Dans la période de forte volatilité actuelle, il n’est pas inutile de rappeler que l’immobilier constitue avant tout un investissement long terme. Les investisseurs, pour pouvoir prendre les meilleures décisions, ont donc besoin de dépasser les fluctuations cycliques du court terme pour identifier les changements structurels qui façonnent profondément le paysage immobilier.

S’agissant du marché de l’investissement en immobilier commercial, la forte croissance attendue des capitaux en provenance d’Asie et du Moyen-Orient constituera à n’en pas douter l’un des moteurs clé de la demande dans un futur proche. En effet, plusieurs années de forte croissance économique et de taux d’épargne élevé ont déplacé le centre de gravité des réserves de capitaux mondiaux vers ces pays, générant en retour une pression au redéploiement à l’échelle globale de ces capitaux à la recherche d’opportunités d’investissement sur le long terme.

Si les profils d’investisseurs concernés sont extrêmement variés (compagnies d’assurance, fonds souverains, fonds de pension, particuliers fortunés, développeurs immobiliers, grands utilisateurs), tous cherchent à développer leurs investissements à l’extérieur de leurs frontières. Or l’immobilier commercial des marchés « prime », de par sa dimension d’actif tangible et la stabilité reconnue de ses flux de revenus, les attire de façon croissante comme l’atteste la forte progression des flux de capitaux asiatiques à destination des USA enregistrée dernièrement.

2015 : année record pour les investissements immobiliers asiatiques à l’international

Carte traduite

Des mutations structurelles majeures impactent la demande en immobilier d’entreprise

Le retail et l’immobilier d’entreprise

Dans le secteur du retail, la montée en puissance rapide du e-commerce constitue un défi majeur, qui a obligé les enseignes à repenser intégralement leur stratégie de distribution et donc leur politique de localisation physique. Le ralentissement sensible ces dernières années de la production de nouveaux espaces commerciaux à l’échelle internationale atteste de l’ampleur de ce changement dont ont pris acte les développeurs immobiliers d’entreprise.

Le secteur des bureaux n’est pas davantage épargné, étant confronté à la forte réduction des besoins en surfaces par salarié des entreprises. Plusieurs facteurs ont concouru à ce changement : l’évolution des modes de travail, qui favorise le développement de nouveaux espaces plus ouverts et collaboratifs au détriment des anciens bureaux individuels fermés ; les innovations technologiques et digitales qui ont permis le développement de la mobilité des salariés et réduit leur besoin d’un bureau fixe.

bureaux fixes

Les règlementations et l’aspect financier

Enfin, les évolutions de l’encadrement règlementaire et fiscal possèdent un impact majeur sur les marchés immobiliers. Ils influent directement sur la géographie et le ciblage des mouvements de capitaux internationaux, notamment en autorisant la sortie vers l’extérieur de nouveaux flux ou en favorisant l’attractivité de certaines destinations ou typologies d’actifs. Ainsi, l’assouplissement en 2012 puis en 2014 des règles d’investissement à l’étranger pour les assureurs chinois explique pour partie le récent boom des investissements asiatiques dans l’immobilier international. En Europe, la directive Solvabilité II, qui prévoit un renforcement pour les assureurs du niveau des fonds propres exigés pour la détention des actifs à risque de type actions, a contribué à renforcer l’attractivité de l’immobilier d’entreprise dans les stratégies d’allocations d’actifs des grands institutionnels.

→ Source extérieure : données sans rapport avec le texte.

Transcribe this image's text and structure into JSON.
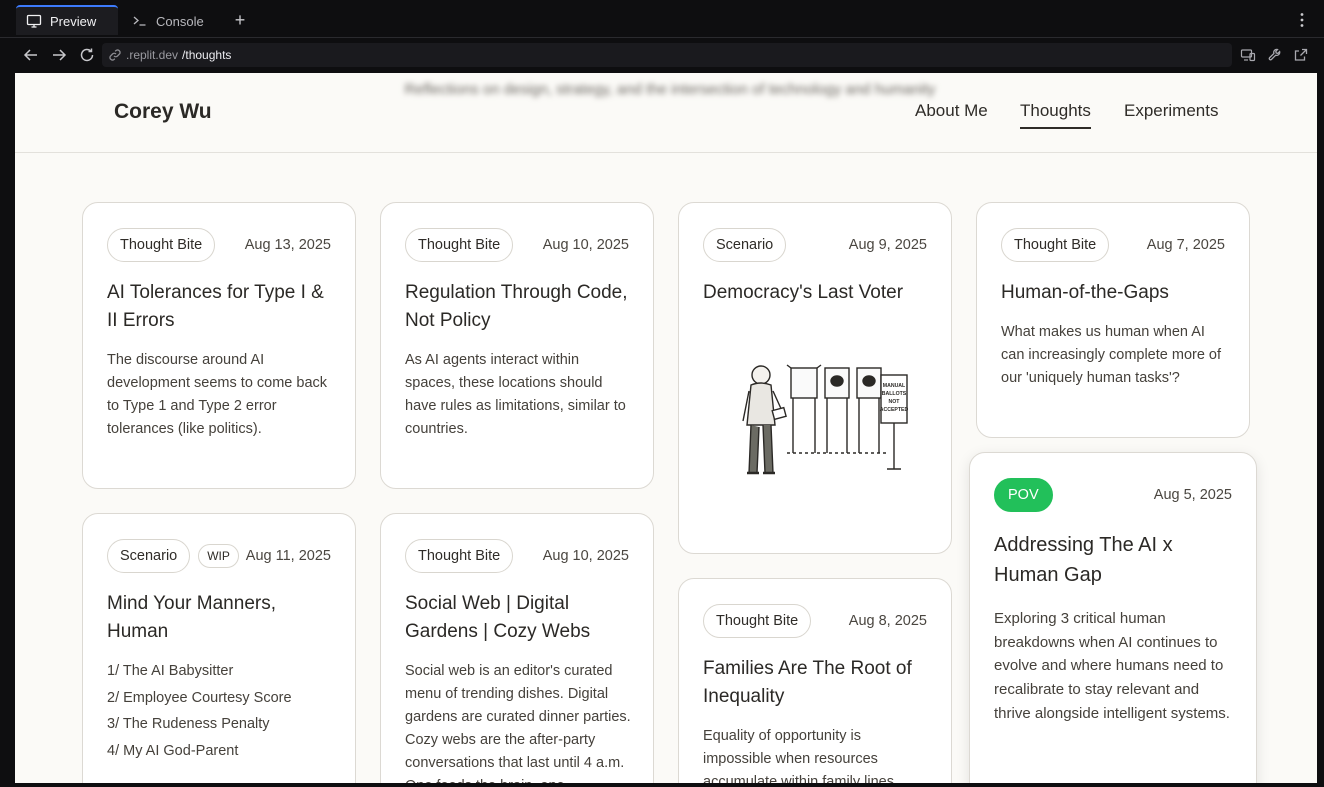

Dans le secteur financier, les nouvelles régulations (Bâle III, la loi Dodd-Frank aux USA) vont renforcer les contraintes pesant sur les banques afin de réduire les risques systématiques. Mais cela pourrait conduire en retour à un renchérissement du coût et à une moindre disponibilité des crédits immobiliers hypothécaires, même si l’impact serait pour partie contrebalancé par le développement de nouvelles sources de financement (shadow banking).

De par leur ampleur, chacun de ces facteurs structurels a le potentiel d’influer directement sur le cycle immobilier actuel, de façon positive ou négative, en prolongeant la phase de croissance que connaît actuellement l’investissement immobilier à l’échelle internationale ou au contraire en en précipitant la fin. C’est pourquoi les investisseurs doivent les prendre en considération dans l’élaboration de leur stratégie.